To redress these perverse incentives that benefit both negotiating parties at the expense of the taxpayer, Walker's bill would restrict future government-union negotiations to wages only. Excluded from negotiations would be benefits, the more easily hidden sweeteners that come due long after the politicians who negotiated them are gone. The bill would also require that unions be recertified every year and that dues be voluntary.
Recognizing this threat to union power, the Democratic Party is pouring money and fury into the fight. Fewer than 7 percent of private-sector workers are unionized. The Democrats' strength lies in government workers, who now constitute a majority of union members and provide massive support to the party. For them, Wisconsin represents a dangerous contagion.
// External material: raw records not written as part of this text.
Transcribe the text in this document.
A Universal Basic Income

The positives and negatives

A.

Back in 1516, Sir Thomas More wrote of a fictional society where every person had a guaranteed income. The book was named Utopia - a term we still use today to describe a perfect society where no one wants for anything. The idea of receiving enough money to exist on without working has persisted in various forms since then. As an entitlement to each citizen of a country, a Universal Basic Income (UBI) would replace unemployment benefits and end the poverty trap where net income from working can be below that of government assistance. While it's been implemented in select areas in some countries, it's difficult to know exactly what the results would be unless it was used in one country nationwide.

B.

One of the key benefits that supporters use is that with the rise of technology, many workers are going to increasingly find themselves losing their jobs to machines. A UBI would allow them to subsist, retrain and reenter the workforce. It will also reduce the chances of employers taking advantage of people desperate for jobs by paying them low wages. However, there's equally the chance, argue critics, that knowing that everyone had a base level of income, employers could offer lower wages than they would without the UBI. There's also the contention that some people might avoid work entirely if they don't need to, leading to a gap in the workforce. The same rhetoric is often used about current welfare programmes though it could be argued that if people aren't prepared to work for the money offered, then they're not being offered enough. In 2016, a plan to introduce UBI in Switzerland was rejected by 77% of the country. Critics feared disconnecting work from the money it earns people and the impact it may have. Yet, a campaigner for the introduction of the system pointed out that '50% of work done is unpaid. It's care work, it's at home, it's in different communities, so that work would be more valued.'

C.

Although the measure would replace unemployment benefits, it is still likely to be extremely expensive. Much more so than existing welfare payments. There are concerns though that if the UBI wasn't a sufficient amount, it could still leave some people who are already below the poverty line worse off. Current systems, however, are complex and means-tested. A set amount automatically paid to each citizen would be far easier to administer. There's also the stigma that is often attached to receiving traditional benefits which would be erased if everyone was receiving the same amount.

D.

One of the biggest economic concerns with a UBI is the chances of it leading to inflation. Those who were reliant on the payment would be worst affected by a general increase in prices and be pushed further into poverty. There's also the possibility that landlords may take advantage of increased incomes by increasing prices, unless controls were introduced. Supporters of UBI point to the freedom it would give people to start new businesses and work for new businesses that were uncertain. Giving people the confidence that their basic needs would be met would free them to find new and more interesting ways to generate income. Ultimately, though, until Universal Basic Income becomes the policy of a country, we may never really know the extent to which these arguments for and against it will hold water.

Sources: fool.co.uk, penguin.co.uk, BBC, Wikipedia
Hence the import of the current moment - its blinding clarity. Here stand the Democrats, avatars of reactionary liberalism, desperately trying to hang on to the gains of their glory years - from unsustainable federal entitlements for the elderly enacted when life expectancy was 62 to the massive promissory notes issued to government unions when state coffers were full and no one was looking.
Obama's Democrats have become the party of no. Real cuts to the federal budget? No. Entitlement reform? No. Tax reform? No. Breaking the corrupt and fiscally unsustainable symbiosis between public-sector unions and state governments? Hell, no.
We have heard everyone - from Obama's own debt commission to the chairman of the Joint Chiefs of Staff - call the looming debt a mortal threat to the nation. We have watched Greece self-immolate. We can see the future. The only question has been: When will the country finally rouse itself?
Amazingly, the answer is: now. Led by famously progressive Wisconsin - Scott Walker at the state level and Budget Committee Chairman Paul Ryan at the congressional level - a new generation of Republicans has looked at the debt and is crossing the Rubicon. Recklessly principled, they are putting the question to the nation: Are we a serious people?